Из числа сияющих красотой созданий, но все же красотою меньшей, чем той, которой сияют всегда пребывающие в лоне Отца, сын Зевс один проявляет себя вовне. По его-то образу, как образу последнего сына, можно судить о том, каков его Отец и каковы пребывающие в лоне Отца его братья.

Не напрасно говорится, что Зевс происходит от такого Отца, ибо он, со своей стороны, производит другой мир, тоже прекрасный – насколько этот мир есть образ, отпечаток красоты, ибо невозможно же, чтобы образ красоты и сущности сам не был прекрасен. В себе самом и во всем Зевс воспроизводит свой первообраз, и вот почему он есть носитель и источник жизни и сущности, представляющей подражание жизни и сущности Первообраза, он обладатель красоты, представляющей образ первообразной красоты, он, наконец, есть образ вечности своего Отца, без которой он и во всем прочем не всегда, а только временно, по временам был бы образом, что немыслимо, так как он есть образ, не созидаемый искусством, а всякому такому естественному образу свойственно существовать и оставаться таким, каков он есть, до тех пор, пока существует его первообраз.

Поэтому заблуждаются те, кто полагает и учит, что между тем, как мир идеальный вечно и неизменно существует, мир чувственный подлежит разрушению, так как произошел он во времени, как будто тот, кто создал его, предварительно обдумывал план создания.* Впрочем, каков бы ни был образ его создания, все равно этим людям следовало бы понять, что, пока сияет светом жизни и красоты мир эйдосов, до тех пор не может погибнуть и происходящий из него чувственный мир; последний может и должен существовать столько же, сколько и первый; но первый как всегда был, так всегда и будет – если только этими словами может быть выражена истинная сущность дела.

* Плотин имеет в виду гностиков.

13. Бог же, Кронос, представляется в мифах связанным на том основании, что он пребывает недвижимо и неизменно в своем тождестве: господство над видимой вселенной он предоставил своему сыну Зевсу потому, что ему самому, обладателю и источнику всех и всяческих благ, не свойственно, оставив свое царство в умопостигаемом мире, нисходить до владычества в мир позднейший и низший.

Итак, Кронос имеет над собою Отца, к которому всегда обращен, как к высшему себе, а под собой имеет чувственный мир, созданный его сыном, и, таким образом, стоит посредине между Отцом своим, как более совершенным, и сыном, как менее совершенным; он ниже Отца, поскольку рассекает его единство, но выше сына, поскольку он свободен от уз низшей природы. Так как Отец выше сына, и, следовательно, выше даже красоты, то сын есть сама красота – первая и совершеннейшая. Правда, что и мировая Душа прекрасна, но он еще прекраснее, потому что она есть только его образ и именно от него обладает достаточной красотой природы, и увеличивает красоту эту в той мере, в какой своим созерцанием к нему же, как к своему началу, обращается.
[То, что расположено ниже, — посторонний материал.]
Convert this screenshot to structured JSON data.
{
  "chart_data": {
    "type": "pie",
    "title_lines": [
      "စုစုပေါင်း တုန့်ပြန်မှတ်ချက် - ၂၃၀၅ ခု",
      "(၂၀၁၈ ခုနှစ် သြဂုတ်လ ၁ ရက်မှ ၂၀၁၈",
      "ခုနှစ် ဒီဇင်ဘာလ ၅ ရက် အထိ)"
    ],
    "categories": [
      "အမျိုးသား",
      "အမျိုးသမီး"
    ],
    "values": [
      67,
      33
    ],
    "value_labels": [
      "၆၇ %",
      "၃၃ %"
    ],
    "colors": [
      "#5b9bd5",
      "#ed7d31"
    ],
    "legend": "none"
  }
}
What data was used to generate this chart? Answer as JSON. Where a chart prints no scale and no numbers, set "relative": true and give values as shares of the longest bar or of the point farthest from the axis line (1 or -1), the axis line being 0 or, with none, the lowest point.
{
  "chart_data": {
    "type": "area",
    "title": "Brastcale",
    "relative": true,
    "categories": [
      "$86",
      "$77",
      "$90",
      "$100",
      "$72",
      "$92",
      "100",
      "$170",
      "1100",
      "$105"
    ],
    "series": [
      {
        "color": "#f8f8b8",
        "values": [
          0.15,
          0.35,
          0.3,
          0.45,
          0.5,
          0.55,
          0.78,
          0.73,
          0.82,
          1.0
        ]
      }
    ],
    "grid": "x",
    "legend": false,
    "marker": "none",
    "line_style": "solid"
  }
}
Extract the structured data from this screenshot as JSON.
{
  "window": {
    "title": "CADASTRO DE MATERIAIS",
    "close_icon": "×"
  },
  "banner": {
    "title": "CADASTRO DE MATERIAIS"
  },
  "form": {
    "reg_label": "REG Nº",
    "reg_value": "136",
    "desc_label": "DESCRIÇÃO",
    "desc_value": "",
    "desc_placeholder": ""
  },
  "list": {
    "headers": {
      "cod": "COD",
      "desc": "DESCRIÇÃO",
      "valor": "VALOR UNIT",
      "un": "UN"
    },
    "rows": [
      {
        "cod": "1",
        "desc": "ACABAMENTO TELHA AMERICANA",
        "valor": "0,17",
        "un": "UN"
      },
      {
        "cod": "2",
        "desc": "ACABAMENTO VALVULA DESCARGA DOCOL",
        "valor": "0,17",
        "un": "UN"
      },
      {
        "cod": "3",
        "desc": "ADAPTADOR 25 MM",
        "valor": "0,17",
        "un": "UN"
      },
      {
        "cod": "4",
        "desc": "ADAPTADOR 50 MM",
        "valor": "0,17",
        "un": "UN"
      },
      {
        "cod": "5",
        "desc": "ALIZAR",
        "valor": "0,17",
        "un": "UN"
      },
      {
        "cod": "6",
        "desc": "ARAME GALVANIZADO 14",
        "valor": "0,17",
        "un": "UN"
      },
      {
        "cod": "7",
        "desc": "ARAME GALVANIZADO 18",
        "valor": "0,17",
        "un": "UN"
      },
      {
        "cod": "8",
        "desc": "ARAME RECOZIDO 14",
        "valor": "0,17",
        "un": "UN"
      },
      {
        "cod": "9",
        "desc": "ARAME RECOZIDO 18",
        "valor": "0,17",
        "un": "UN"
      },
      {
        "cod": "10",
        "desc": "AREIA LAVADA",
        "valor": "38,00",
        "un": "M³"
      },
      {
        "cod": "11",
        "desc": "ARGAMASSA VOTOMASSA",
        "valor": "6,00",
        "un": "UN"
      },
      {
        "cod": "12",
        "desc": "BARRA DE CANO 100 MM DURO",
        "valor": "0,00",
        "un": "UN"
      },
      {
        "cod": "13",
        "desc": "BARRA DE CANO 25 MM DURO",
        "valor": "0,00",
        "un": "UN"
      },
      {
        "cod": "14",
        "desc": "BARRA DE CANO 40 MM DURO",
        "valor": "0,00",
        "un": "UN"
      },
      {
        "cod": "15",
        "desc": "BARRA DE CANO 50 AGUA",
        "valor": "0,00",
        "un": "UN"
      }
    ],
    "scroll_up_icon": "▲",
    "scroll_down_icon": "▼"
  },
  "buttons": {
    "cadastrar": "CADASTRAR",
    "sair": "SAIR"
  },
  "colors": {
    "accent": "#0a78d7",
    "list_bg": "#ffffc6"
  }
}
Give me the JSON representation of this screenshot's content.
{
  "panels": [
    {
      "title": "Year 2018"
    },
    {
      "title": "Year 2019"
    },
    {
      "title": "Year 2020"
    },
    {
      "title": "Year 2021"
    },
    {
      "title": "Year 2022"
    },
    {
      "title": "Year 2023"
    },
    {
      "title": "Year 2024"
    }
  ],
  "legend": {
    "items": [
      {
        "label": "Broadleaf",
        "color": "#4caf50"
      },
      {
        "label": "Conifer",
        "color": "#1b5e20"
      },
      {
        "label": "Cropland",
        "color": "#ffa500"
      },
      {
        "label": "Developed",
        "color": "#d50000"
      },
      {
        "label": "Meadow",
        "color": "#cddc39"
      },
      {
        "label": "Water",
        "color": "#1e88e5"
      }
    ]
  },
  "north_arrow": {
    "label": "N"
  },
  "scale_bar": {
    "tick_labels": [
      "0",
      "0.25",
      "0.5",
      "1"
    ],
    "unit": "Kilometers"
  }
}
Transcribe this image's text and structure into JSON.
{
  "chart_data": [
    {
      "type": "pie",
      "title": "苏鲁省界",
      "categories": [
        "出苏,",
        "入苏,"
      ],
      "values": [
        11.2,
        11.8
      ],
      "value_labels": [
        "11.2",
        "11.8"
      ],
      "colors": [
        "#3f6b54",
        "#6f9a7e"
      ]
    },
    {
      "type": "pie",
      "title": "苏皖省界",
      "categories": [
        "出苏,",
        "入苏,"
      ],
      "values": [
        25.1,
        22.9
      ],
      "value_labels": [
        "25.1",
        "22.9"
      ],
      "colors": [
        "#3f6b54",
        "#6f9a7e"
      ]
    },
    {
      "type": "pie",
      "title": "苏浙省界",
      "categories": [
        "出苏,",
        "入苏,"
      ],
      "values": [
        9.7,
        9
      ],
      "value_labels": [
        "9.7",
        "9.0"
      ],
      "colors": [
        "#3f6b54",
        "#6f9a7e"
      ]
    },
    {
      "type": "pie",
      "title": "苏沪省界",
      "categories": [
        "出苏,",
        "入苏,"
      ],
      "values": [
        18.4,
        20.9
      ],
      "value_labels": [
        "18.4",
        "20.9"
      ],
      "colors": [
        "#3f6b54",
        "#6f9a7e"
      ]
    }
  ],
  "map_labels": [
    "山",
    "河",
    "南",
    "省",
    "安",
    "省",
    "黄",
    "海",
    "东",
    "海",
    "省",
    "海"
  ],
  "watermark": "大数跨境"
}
А если так, если мировая Душа, или, говоря языком мифологии, если Афродита прекрасна, то как же прекрасен должен быть Ум!? Если у Души столько красоты, то сколько ее в Уме? Ведь, если у Души красота не есть красота первоначальная, то, спрашивается, от кого же она имеет красоту, как природную, так и приобретенную? Мы, люди, тоже прекрасны тогда, когда, зная свою истинную природу, пребываем в ней, сообразуемся с нею, но теряем красоту и становимся безобразными, когда, не зная и не принимая в соображение своего истинного существа, ниспадаем в низшую природу.

Вот где место самой высшей, полной и чистой красоты – в сверхчувственном мире, а оттуда она светит и сюда, к нам. Довольно ли этих соображений и размышлений для ясного представления этого высшего мира, или, чтобы сделать представление о нем еще более ясным, следует повести к нему нашу мысль еще по какому-нибудь иному пути?